İki adam ufak tefek, kır saçlı şube müdürüne upuzun bir an boyunca bakakaldılar. Sonra kısa boylu adam gülmeye başladı. Tiz, kulak tırmalayan kahkahaları isterikleşiyordu, metamfetamin kullanan insanlar gibi gülüyordu. “İmza atmadan gideceğimizi sanmıyordun herhalde? İki milyonu makbuz vermeden teslim alacağımızı?” “Eh” dedi Helge. “Biriniz geçen hafta az kalsın unutuyordunuz.” “Teslimatlara o kadar çok kural koydular ki” dedi kısa boylu adam, Helge’yle birlikte imza atarken; sonra sarı ve pembe formları değiş tokuş ettiler. Harry ön kapının kapanmasını bekledikten sonra saate bir kez daha baktı. İki dakika on saniye. Nordea Bankası’nın beyaz zırhlı aracının uzaklaştığını cam kapıdan görebiliyordu. Bankadaki insanlar konuşmalarına devam ettiler. Harry saymasına gerek olmasa da saydı. Yedi kişi. Üçü bankonun arkasındaydı, bebek ve tulumlu bir adam dahil olmak üzere dört kişi de bankonun önündeydi; bu adam bankaya az önce girmişti ve ortadaki masayı kullanarak, bir ödeme fişine hesap numarasını yazıyordu. Harry ödemenin Sunshine Tours şirketine yapılacağını biliyordu. “İyi günler” diyen August Schulz ayaklarını sürüyerek ön kapıya doğru yürümeye başladı.

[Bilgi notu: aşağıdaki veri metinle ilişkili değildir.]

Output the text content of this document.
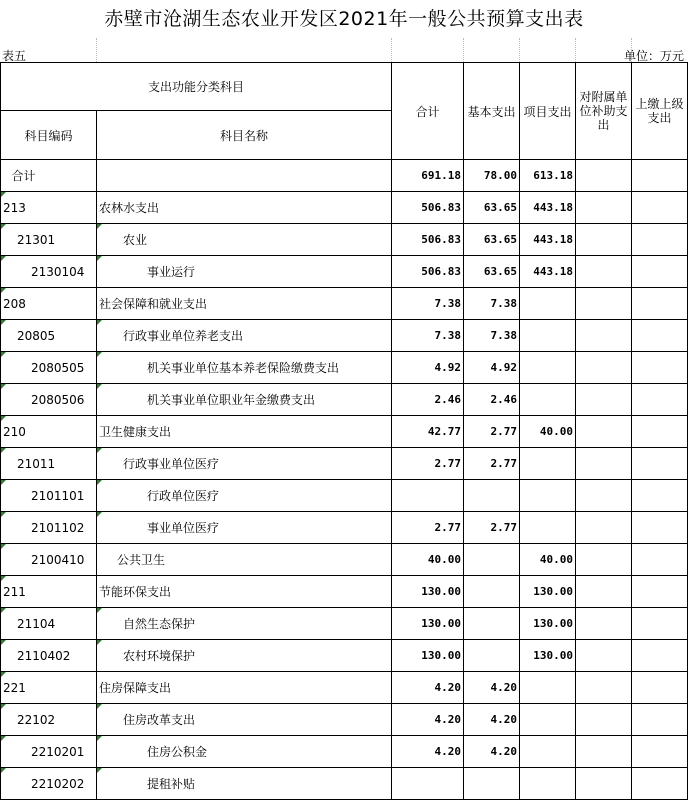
赤壁市沧湖生态农业开发区2021年一般公共预算支出表
表五	单位：万元
支出功能分类科目		合计	基本支出	项目支出	对附属单位补助支出	上缴上级支出
科目编码	科目名称					
合计		691.18	78.00	613.18		
213	农林水支出	506.83	63.65	443.18		
21301	农业	506.83	63.65	443.18		
2130104	事业运行	506.83	63.65	443.18		
208	社会保障和就业支出	7.38	7.38			
20805	行政事业单位养老支出	7.38	7.38			
2080505	机关事业单位基本养老保险缴费支出	4.92	4.92			
2080506	机关事业单位职业年金缴费支出	2.46	2.46			
210	卫生健康支出	42.77	2.77	40.00		
21011	行政事业单位医疗	2.77	2.77			
2101101	行政单位医疗

2101102	事业单位医疗	2.77	2.77			
2100410	公共卫生	40.00		40.00		
211	节能环保支出	130.00		130.00		
21104	自然生态保护	130.00		130.00		
2110402	农村环境保护	130.00		130.00		
221	住房保障支出	4.20	4.20			
22102	住房改革支出	4.20	4.20			
2210201	住房公积金	4.20	4.20			
2210202	提租补贴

Saat tam 15.21.10’du ve her şey o anda başladı. Kapı açılınca Harry, Stine Grette’nin başını kâğıtlardan kaldırıp, sonra hemen indirdiğini gördü. Kadın başını tekrar, bu kez yavaşça kaldırdı. Harry dikkatini ön kapıya yöneltti. Bankaya yeni giren adam iş tulumunun fermuarını indirip içinden siyah ve zeytin yeşili bir AG3 çıkarmıştı bile. Gözleri hariç yüzünün tamamı, lacivert bir kar maskesiyle örtülüydü. Harry sıfırdan saymaya başladı. Kar maskesinin adamın ağzının bulunması gereken kısmı, bir Kocaayak kuklası gibi hareket ediyordu şimdi: “Bu bir soygundur. Kimse kımıldamasın!” Adam sesini yükseltmemişti, ama küçük ve kutu gibi banka binasında top patlamıştı sanki. Harry, Stine’yi inceledi. Uzaktan gelen trafik uğultusunun arasında, tüfeğe şarjör takılırken çıkan yağlı metal sesini duydu. Kadının sol omzu neredeyse fark edilmeyecek kadar hafifçe düştü. Cesur kız, diye düşündü Harry.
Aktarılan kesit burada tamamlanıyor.